Passive-ocean radial basis function approach to improve temporal gravity recovery from GRACE observations

We present a state-of-the-art approach of passive-ocean modified radial basis functions (MRBFs) that improves the recovery of time-variable gravity fields from Gravity Recovery and Climate Experiment (GRACE). As is well known, spherical harmonics (SHs), which are commonly used to recover gravity fields, are orthogonal basis functions with global coverage. However, the chosen SH truncation involves a global compromise between data coverage and obtainable resolution, and strong localized signals may not be fully captured. Radial basis functions (RBFs) provide another representation, which has been proposed in earlier works to be better suited to retrieve regional gravity signals. In this paper, we propose a MRBF approach by embedding the known coastal geometries in the RBF parameterization and imposing global mass conservation and equilibrium behavior of the oceans.
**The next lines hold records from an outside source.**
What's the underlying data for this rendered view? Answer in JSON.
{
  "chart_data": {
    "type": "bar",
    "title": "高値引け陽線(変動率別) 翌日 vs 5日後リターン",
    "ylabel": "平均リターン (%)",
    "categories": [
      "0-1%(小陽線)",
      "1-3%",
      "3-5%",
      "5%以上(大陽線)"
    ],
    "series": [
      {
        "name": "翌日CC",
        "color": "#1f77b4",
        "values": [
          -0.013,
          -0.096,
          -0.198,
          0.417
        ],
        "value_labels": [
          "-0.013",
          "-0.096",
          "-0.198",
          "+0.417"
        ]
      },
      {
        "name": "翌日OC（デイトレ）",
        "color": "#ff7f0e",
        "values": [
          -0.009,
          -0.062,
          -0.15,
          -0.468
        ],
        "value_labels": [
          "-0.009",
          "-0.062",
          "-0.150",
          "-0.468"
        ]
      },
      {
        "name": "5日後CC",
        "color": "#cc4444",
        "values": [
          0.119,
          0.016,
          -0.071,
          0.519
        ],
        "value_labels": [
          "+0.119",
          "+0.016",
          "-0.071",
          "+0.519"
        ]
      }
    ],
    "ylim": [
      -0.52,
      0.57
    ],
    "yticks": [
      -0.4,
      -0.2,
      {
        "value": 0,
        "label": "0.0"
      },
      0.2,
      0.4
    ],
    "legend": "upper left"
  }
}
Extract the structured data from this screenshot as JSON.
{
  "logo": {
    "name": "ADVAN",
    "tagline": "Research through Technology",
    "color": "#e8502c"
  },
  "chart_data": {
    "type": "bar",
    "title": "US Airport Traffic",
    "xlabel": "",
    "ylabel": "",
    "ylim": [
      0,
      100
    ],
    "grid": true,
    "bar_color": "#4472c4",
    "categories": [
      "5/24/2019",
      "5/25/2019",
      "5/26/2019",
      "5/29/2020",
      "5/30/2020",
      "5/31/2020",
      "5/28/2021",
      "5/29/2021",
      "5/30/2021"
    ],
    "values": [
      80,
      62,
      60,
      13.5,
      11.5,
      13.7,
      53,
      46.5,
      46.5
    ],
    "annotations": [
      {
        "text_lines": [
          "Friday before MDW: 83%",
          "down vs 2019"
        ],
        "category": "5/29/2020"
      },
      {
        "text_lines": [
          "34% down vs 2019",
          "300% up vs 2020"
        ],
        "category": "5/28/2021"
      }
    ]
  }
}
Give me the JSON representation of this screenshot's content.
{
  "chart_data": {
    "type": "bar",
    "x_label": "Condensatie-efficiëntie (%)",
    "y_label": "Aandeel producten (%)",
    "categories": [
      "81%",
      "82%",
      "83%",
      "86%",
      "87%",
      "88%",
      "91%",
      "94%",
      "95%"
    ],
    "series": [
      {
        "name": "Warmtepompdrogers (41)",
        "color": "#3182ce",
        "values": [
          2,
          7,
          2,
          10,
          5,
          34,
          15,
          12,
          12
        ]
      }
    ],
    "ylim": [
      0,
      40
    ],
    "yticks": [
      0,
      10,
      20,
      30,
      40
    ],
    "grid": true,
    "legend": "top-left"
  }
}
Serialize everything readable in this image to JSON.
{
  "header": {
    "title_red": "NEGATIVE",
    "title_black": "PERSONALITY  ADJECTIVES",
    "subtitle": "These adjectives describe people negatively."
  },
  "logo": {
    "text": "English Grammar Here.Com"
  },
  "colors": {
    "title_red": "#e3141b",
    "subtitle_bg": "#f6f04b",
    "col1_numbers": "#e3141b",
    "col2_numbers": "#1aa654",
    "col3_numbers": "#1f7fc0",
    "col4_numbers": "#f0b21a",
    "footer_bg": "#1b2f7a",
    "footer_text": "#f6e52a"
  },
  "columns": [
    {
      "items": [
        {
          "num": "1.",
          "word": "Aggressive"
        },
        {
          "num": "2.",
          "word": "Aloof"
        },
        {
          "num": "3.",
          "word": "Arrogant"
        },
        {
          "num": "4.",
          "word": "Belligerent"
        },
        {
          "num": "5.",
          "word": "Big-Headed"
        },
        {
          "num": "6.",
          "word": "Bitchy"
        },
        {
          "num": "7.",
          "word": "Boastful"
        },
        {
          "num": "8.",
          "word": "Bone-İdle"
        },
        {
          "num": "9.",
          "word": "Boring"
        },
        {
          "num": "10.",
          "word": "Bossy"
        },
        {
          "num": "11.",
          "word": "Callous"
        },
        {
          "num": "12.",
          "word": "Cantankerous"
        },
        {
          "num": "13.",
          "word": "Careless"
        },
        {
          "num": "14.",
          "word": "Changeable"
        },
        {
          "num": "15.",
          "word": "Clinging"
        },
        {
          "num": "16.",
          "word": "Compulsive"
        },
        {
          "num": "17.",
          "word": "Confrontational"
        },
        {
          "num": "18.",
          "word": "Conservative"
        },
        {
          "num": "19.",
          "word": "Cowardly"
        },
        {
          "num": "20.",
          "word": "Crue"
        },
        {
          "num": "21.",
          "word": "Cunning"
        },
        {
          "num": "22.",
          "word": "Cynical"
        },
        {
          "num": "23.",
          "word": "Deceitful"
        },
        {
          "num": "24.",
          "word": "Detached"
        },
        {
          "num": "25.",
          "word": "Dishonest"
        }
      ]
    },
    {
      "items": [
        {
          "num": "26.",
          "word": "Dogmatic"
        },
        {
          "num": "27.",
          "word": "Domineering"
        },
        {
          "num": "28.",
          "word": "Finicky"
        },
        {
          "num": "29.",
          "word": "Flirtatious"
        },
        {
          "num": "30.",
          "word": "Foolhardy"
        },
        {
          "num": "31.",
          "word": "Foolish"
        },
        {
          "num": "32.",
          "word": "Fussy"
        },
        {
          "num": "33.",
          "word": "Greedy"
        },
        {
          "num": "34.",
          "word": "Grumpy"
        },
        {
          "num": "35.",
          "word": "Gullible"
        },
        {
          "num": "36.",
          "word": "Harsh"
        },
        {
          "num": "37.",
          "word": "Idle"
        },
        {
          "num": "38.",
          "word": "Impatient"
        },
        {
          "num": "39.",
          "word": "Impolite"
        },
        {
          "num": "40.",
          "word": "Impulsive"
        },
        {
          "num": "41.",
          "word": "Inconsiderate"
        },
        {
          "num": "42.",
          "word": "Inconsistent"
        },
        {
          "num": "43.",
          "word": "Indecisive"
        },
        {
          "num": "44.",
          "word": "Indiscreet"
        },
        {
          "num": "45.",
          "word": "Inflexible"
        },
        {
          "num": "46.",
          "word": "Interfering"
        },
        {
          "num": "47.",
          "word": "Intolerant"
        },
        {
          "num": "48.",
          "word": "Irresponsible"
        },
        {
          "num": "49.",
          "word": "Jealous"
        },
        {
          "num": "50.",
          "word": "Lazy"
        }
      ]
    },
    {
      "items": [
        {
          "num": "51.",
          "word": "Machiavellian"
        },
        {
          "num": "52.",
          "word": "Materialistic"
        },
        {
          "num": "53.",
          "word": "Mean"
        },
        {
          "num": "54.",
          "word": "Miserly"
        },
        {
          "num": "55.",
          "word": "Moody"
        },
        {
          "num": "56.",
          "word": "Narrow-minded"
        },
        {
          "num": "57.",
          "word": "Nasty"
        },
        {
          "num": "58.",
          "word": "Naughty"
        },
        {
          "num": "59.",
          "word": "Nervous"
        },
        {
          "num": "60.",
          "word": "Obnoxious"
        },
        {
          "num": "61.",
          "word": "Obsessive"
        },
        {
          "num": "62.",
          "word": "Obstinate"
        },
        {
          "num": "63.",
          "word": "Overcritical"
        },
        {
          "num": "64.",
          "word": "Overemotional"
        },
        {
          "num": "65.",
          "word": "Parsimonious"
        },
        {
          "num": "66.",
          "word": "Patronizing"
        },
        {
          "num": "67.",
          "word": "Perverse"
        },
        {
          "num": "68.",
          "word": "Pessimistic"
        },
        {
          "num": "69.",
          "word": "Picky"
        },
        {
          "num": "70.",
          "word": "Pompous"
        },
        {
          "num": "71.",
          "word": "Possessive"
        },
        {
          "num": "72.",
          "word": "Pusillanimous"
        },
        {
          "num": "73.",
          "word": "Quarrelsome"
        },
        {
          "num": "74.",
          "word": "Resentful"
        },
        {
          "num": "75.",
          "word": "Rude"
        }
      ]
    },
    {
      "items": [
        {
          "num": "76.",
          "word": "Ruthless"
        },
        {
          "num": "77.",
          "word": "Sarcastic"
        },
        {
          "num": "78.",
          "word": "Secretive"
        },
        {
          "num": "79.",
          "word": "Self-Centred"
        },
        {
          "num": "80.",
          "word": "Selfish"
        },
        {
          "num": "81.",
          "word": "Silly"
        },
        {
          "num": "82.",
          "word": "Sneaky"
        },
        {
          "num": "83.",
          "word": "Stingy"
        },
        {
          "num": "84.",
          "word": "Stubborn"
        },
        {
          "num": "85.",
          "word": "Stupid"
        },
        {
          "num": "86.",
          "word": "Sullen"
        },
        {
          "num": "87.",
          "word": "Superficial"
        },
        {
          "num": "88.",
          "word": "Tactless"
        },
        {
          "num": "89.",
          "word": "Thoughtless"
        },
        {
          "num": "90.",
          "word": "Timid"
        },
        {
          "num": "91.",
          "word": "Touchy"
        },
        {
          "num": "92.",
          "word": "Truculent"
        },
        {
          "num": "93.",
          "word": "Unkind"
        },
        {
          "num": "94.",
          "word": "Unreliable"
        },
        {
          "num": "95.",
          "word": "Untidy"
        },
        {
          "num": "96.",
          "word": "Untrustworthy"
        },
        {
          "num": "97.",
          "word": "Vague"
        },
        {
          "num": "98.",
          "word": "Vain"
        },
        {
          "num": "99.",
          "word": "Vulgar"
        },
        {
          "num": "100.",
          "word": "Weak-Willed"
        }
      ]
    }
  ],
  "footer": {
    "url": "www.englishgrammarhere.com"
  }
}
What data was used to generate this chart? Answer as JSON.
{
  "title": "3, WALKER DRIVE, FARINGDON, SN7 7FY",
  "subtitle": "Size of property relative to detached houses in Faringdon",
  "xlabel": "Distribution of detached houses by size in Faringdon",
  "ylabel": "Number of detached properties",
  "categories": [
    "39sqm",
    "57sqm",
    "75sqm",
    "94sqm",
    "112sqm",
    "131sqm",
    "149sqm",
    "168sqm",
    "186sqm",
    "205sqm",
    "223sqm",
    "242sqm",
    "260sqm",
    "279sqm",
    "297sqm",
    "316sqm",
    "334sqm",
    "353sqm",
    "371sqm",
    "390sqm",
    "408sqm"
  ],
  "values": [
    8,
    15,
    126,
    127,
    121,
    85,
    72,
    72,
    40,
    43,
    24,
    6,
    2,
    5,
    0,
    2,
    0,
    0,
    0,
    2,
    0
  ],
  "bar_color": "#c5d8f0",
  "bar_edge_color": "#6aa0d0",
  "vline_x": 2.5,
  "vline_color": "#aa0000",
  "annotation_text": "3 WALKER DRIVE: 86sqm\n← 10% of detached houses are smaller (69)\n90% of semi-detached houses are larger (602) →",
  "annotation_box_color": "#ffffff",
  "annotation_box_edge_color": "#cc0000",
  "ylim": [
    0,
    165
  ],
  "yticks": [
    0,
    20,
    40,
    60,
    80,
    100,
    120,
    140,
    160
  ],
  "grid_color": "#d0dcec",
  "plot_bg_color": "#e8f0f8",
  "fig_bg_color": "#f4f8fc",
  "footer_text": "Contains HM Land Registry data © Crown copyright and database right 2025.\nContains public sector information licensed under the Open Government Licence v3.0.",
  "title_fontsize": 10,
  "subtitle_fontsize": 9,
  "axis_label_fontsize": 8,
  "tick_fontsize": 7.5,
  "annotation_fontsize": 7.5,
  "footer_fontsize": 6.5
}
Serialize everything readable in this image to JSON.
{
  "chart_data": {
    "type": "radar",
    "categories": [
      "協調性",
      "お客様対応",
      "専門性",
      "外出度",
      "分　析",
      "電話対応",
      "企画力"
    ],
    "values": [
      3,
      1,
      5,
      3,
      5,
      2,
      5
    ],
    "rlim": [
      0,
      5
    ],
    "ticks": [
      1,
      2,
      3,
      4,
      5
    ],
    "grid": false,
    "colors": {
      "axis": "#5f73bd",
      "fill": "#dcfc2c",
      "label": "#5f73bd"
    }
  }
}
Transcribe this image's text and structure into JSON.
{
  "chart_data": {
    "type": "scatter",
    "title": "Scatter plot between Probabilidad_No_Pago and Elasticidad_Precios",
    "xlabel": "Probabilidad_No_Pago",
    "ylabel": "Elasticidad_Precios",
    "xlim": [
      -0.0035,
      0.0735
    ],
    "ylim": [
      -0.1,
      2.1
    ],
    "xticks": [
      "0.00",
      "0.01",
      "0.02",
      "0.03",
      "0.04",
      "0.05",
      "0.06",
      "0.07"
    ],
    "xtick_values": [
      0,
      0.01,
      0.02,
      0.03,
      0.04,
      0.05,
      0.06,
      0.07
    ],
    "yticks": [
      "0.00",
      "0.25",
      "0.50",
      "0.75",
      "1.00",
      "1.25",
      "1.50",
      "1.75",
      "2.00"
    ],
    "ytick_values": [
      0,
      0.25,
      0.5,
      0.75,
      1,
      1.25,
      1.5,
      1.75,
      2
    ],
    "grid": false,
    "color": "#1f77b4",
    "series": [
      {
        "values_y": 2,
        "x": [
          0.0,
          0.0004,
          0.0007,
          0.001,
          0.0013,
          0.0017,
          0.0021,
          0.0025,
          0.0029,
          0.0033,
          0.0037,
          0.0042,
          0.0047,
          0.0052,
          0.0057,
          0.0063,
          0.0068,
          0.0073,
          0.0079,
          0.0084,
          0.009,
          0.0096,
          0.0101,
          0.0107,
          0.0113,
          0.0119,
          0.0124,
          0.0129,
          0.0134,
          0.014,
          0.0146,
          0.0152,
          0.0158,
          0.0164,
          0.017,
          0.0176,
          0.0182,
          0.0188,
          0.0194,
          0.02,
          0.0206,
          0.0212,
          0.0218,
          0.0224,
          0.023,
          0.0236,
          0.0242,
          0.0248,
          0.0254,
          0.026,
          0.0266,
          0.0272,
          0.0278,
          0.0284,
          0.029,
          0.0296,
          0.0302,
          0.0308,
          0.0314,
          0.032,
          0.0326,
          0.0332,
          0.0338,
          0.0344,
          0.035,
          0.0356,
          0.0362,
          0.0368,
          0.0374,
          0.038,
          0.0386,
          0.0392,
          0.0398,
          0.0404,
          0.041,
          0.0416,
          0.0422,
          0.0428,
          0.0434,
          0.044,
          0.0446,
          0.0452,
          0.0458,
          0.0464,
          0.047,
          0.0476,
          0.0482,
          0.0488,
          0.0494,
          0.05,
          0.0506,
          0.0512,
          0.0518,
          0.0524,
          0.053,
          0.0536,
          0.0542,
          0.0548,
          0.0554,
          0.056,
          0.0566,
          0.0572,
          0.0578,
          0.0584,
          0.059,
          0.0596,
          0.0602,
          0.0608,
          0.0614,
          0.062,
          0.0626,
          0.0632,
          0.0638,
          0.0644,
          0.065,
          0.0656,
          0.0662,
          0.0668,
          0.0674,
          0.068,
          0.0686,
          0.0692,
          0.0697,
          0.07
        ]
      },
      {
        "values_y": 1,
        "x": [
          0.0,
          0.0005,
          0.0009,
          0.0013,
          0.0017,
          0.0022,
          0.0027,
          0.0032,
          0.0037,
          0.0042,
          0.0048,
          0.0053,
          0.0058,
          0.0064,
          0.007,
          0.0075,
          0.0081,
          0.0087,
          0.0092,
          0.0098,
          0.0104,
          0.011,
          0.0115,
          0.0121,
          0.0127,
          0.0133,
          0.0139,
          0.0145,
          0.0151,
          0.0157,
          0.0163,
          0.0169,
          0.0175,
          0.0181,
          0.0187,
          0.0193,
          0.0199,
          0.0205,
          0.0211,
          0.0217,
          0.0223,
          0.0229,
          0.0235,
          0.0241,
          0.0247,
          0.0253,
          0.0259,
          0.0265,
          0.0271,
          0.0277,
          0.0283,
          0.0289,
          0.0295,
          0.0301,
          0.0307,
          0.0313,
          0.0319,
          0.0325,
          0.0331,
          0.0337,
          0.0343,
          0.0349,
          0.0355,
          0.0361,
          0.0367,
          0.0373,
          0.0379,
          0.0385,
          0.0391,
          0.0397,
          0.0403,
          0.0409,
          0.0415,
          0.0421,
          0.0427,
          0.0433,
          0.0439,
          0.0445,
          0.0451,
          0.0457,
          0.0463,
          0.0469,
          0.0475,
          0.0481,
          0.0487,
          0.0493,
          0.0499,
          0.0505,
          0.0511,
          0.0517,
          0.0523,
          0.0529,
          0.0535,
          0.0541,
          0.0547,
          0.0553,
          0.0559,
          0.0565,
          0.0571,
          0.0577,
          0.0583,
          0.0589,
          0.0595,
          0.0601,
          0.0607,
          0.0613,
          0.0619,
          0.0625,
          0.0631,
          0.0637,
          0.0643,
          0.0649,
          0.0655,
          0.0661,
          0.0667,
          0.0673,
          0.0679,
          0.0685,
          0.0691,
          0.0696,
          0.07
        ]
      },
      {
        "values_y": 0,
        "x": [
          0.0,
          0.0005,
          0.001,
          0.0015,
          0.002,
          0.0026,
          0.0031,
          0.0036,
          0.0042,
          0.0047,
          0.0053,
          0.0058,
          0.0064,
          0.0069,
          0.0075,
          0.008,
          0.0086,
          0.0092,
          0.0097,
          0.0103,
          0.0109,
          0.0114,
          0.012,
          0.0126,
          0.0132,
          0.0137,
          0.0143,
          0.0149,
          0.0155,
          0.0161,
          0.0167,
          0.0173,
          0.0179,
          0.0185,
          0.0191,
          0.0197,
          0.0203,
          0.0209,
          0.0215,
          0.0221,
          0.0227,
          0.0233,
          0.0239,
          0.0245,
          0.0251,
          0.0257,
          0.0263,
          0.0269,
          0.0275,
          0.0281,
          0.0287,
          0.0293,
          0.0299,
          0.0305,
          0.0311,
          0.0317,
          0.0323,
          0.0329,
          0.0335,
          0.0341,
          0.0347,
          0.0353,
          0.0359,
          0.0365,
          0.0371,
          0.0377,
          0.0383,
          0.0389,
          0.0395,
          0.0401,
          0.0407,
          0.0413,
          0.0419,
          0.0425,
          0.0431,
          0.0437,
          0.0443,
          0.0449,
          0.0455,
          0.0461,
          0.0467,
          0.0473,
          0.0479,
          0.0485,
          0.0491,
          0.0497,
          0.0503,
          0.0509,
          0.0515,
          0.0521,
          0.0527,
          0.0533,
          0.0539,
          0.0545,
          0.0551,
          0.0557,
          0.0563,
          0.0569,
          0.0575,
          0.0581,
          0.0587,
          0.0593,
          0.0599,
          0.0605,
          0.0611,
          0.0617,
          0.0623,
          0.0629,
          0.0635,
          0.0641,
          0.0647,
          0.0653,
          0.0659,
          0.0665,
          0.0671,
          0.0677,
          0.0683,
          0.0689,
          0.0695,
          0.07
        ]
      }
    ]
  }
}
Our hypothesis is that with this physically justified constraint, the GRACE-derived gravity signals can be more realistically partitioned into the land and ocean contributions along the coastlines. We test this new technique to invert monthly gravity fields from GRACE level-1b observations covering 2005–2010, for which the numerical results indicate that (1) MRBF-based solutions reduce the number of parameters by approximately 10% and allow for more flexible regularization when compared to ordinary RBF solutions and (2) the MRBF-derived mass flux is better confined along coastal areas. The latter is particularly tested in the southern Greenland, and our results indicate that the trend of mass loss from the MRBF solutions is approximately 11% larger than that from the SH solutions and approximately 4%–6% larger than that of RBF solutions.